Après l’adoption en première lecture de la proposition de loi organique sur la CENI à l’Assemblée Nationale, une frange des acteurs de la société civile et politiques, ont réagi en rejettant cette proposition de loi telle que votée par l’Assemblée Nationale sous prétexte qu’elle violerait le caractère apolitique du bureau de la CENI, selon l’esprit et la lettre de la proposition initiale déposée par le député national Christophe Lutundula, devenu aujourd’hui Vice-Premier ministre en charge des affaires étrangères.

Pour dissiper tout malentendu sur cette question, les membres de la commission Politique et Administrative de l’Assemblée Nationale étaient face à la presse ce Vendredi 11 juin 2021 à Kinshasa.

Répondant particulièrement à Lamuka aile Fayulu qui s’indigne du fait que ses propositions sur la réforme de la CENI n’ont pas été prises en compte, le député national et constitutionnaliste André Mbata ne va pas par quatre chemins pour réagir.

” Fayulu et son aile de Lamuka n’ont soumis aucun amendement à la commission PAJ ” a t-il dit lors de ce point de presse.

Et de poursuivre :

” Au sujet de Lamuka, il y a un problème. Le MLC est aussi de Lamuka, Ensemble fait aussi partie de Lamuka. Je ne sais pas de quel Lamuka vous parlez, parce que nous constatons que le MLC a fait des propositions, elles ont été prises en compte. Ensemble aussi fait partie de Lamuka, ils ont fait des propositions. De l’autre Lamuka, nous n’avons pas reçu d’amendements. Le Président de l’Assemblée Nationale avait accordé 48 heures pour les amendements. Cet autre Lamuka dont vous parlez, elle n’a soumis aucun amendement à la commission PAJ “, a révélé André Mbata.

En sa qualité de Président de la commission PAJ, le professeur André Mbata a souligné par ailleurs que la majorité et l’opposition au parlement sont déterminés à offrir au peuple congolais un processus électoral normal.

“Et la Majorité et l’opposition au niveau de l’assemblée nationale, nous sommes déterminés à avoir un processus électoral libre, transparent, démocratique et apaisé. Nous sommes déterminés à aller aux élections dans le délai constitutionnel”, a-t-il déclaré.

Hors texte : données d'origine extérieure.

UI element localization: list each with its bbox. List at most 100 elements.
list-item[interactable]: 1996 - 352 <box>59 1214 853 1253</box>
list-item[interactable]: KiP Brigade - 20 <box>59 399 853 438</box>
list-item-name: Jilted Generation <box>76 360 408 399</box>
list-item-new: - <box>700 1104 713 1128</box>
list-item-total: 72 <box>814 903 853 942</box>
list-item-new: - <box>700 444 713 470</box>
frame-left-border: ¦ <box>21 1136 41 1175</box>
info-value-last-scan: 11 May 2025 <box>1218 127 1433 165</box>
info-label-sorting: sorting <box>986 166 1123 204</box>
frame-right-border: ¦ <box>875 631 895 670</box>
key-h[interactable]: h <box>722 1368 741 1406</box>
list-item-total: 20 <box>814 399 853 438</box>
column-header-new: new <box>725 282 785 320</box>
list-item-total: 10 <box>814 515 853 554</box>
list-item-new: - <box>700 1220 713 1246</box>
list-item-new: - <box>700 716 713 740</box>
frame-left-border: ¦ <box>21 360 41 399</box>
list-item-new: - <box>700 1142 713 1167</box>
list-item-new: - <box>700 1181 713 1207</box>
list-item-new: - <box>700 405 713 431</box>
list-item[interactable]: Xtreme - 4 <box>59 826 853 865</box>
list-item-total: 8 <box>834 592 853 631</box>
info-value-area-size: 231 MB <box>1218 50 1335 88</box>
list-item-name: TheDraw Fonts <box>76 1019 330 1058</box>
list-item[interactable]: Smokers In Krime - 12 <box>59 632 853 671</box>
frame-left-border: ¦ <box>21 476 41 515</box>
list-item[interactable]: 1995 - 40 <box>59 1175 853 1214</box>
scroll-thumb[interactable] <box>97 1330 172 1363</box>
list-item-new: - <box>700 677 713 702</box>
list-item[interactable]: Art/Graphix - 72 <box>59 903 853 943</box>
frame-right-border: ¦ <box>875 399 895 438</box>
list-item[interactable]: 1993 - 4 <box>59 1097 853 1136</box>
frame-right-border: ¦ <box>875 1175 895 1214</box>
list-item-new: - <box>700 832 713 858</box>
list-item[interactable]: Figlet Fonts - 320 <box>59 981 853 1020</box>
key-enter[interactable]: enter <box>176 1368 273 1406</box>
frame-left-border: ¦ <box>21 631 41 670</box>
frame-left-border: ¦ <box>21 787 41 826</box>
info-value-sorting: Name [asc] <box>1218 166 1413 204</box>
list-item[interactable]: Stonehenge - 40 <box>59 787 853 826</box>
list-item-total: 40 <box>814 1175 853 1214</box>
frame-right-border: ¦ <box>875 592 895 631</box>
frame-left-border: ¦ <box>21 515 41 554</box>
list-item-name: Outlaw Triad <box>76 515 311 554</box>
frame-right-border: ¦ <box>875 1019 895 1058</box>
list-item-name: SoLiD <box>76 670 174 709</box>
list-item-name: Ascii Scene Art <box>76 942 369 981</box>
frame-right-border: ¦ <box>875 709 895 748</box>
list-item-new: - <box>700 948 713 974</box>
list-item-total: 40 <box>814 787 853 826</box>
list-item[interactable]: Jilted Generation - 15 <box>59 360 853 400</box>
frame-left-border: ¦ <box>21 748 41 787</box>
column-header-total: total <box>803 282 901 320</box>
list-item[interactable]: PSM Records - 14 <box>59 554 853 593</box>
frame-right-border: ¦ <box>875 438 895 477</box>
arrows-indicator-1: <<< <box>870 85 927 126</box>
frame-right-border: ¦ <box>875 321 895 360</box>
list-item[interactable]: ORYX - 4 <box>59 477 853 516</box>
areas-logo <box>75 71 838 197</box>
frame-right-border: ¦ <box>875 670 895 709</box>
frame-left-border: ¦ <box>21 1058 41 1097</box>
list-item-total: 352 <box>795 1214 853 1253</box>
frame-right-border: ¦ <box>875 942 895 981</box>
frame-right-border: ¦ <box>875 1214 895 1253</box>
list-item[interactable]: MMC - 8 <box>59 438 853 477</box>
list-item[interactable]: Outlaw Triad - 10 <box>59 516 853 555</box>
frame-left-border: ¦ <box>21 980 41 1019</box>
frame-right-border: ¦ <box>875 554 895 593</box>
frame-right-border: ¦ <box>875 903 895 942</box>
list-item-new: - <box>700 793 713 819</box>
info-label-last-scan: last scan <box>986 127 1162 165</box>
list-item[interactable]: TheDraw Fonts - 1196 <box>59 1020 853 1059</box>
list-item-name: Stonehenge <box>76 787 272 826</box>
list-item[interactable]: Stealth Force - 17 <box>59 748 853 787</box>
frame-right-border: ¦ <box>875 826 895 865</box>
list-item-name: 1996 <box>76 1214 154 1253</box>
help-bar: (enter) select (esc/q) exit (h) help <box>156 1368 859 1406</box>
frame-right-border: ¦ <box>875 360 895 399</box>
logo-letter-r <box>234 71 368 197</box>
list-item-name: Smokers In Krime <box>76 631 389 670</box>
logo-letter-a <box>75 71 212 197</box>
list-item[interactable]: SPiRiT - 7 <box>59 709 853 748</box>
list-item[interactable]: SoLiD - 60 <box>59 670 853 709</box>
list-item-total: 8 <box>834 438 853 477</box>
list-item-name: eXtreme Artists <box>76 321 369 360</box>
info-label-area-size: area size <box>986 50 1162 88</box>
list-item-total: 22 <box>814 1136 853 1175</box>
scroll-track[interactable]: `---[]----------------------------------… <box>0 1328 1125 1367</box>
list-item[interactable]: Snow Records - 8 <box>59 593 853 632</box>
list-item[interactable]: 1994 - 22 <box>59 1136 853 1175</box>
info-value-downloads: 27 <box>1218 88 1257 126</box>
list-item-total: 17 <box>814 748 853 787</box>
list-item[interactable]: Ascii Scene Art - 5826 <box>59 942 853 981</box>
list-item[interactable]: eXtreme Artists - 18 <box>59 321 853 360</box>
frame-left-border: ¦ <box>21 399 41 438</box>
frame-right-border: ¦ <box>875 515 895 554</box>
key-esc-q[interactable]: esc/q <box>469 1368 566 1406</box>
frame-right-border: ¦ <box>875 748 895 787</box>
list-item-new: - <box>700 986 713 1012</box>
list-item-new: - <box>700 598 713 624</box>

Quant à ceux qui estiment que l’Assemblée Nationale a opéré un coup d’État contre la République en adoptant cette proposition de loi, le Professeur Mbata rassure qu’il n’en est pas le cas.

“l’Assemblée Nationale qui a voté la proposition est une institution de la République. Il ne s’agit donc pas d’un coup d’État contre la République”, a-t-il dit.

Accusé d’avoir ôté de la proposition initiale de Christophe Lutundula son caractère d’apolitisme, André Mbata précise qu’étant une institution d’appui à la démocratie, la CENI ne peut pas être apolitique.

“Lorsque nous parlons de la proposition de loi initiée par l’honorable Lutundula, c’est un membre de l’union sacrée de la Nation. Qu’on se le dise. Donc l’idée au départ est partie de l’union sacrée. C’est nous même qui voulons la réforme. Nous voulons faire promouvoir les choses. Cela doit être claire. Cette proposition de loi vient d’un membre de l’union sacrée de la Nation, d’un parlementaire, et donc d’un politique. Toute institution d’appui à la démocratie est au départ politique. Dans la proposition de loi telle que présentée au départ par Christophe Lutundula, il n’a jamais été question de la dépolitisation. On est conscient qu’une institution d’appui à la démocratie qui est elle même un concept politique par excellence, ne peut pas être apolitique. Dans la proposition de Loi Lutundula on parle bien de 15 membres y compris les composantes politiques. Et donc rien n’a été dénaturé mais plutôt la Commission PAJ a proposé qu’il y ait 6 membres désignés par la Majorité, 4 membres par l’opposition et 5 membres par la Société civile. Et donc l’idée au départ et celle-ci reste la même, c’est que la CENI ne pouvait pas être dépolitisée. La commission a donc innové en remontant le nombre des membres de la Société civile à 5 au lieu de 3 comme avant”, a ajouté le professeur et élu national de l’UDPS, André Mbata.

Pour les membres de la commission PAJ, ceux qui crient aujourd’hui contre la proposition de Loi adoptée à l’Assemblée Nationale doivent éviter le populisme.

“Qu’on cesse de faire du populisme. Nous sommes très avancés, nous avons augmenté les membres de la société civile”, note André Mbata, en insistant : “l’apolitisme de la CENI n’existe pas même dans le texte que nous avons eu à travailler”.